Since March of 2020, we have learned that patients can benefit from dexamethasone (this can curb the cytokine storms, or over reaction of the immune system, that often kills covid patients), anti-coagulants (covid often attacks the lining of blood vessels, triggering clots), convalescent plasma, monoclonal antibodies, being placed prone, and quite a few other things. New York learned the hard way how to treat covid patients. Do they know this sort of stuff in other parts of the country ? Of course, they should. But never assume that people, who work in a given field, are savvy about new developments in their field. I knew people who were on AZT monotherapy for AIDS years after AZT monotherapy was renounced. Some people who work in a given field are content to churn-out the same failed work product year in, year out. Sometimes an expert can be traumatized when he learns new things about his presumed area of expertise. An expert may learn that what he has been doing has been wrong. This will humiliate him. To avoid humiliation, he will retire into his outmoded and impotent means of treatment.
IS THE DIFFERENTIAL IN DEATHS DRIVEN BY A DIFFERENTIAL IN REGULATIONS AND LAWS STEMMING FROM THE MISERLINESS OF REDDER STATES?
Many federal programs, including Medicare, are administered by the States.
What New York and California may pay for, North Carolina may dispense with.
When life-saving protease inhibitors revolutionized the treatment of AIDS, many Southern and Western States declined to pay for those drugs.

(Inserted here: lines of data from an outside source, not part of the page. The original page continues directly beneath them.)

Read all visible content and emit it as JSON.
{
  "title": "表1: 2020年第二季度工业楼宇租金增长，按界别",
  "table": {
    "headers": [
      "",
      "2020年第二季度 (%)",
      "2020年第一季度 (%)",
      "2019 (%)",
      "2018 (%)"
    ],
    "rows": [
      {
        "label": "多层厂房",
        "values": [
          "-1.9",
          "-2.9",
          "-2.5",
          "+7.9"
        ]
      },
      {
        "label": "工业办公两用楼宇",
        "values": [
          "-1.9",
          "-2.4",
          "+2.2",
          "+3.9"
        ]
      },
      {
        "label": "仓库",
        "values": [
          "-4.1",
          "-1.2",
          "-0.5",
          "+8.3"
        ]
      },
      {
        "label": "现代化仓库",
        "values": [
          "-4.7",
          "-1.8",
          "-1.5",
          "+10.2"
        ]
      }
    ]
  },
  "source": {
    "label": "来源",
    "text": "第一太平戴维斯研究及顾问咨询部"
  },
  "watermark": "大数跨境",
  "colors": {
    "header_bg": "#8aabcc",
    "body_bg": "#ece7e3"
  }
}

The wise old senile sadists in places like Georgia and Alabama knew that it was more important that James C Snottingsworth the 24th be given tax cuts, and daily mint julips on his rolling lawns, than a filthy faggot be spared the just damnation of AIDS.
The father of a friend of mine was almost killed by Medicare of Florida, but he was saved by Medicare of New York
If I recall correctly, he had a small tumor, or perhaps a pre-cancerous lesion, some place in the GI tract. His doctor said it was advisable that additional sites in the GI tract be examined to determine if there was any evidence of metastatic growth. However, Florida was too cheap to check. My friend’s father went swimming in New York’s Jones Beach. was baptized anew as a certifiable New Yorker, New York’s Medicare paid for the scope, the cancer was found, the cancer was removed and my friend’s father’s life was saved.
Given the gravity of covid, and given our longstanding predilection for treating poor people like cattle, we must be alert to the possibility that differentials in covid outcomes are caused by cost cutting run amok.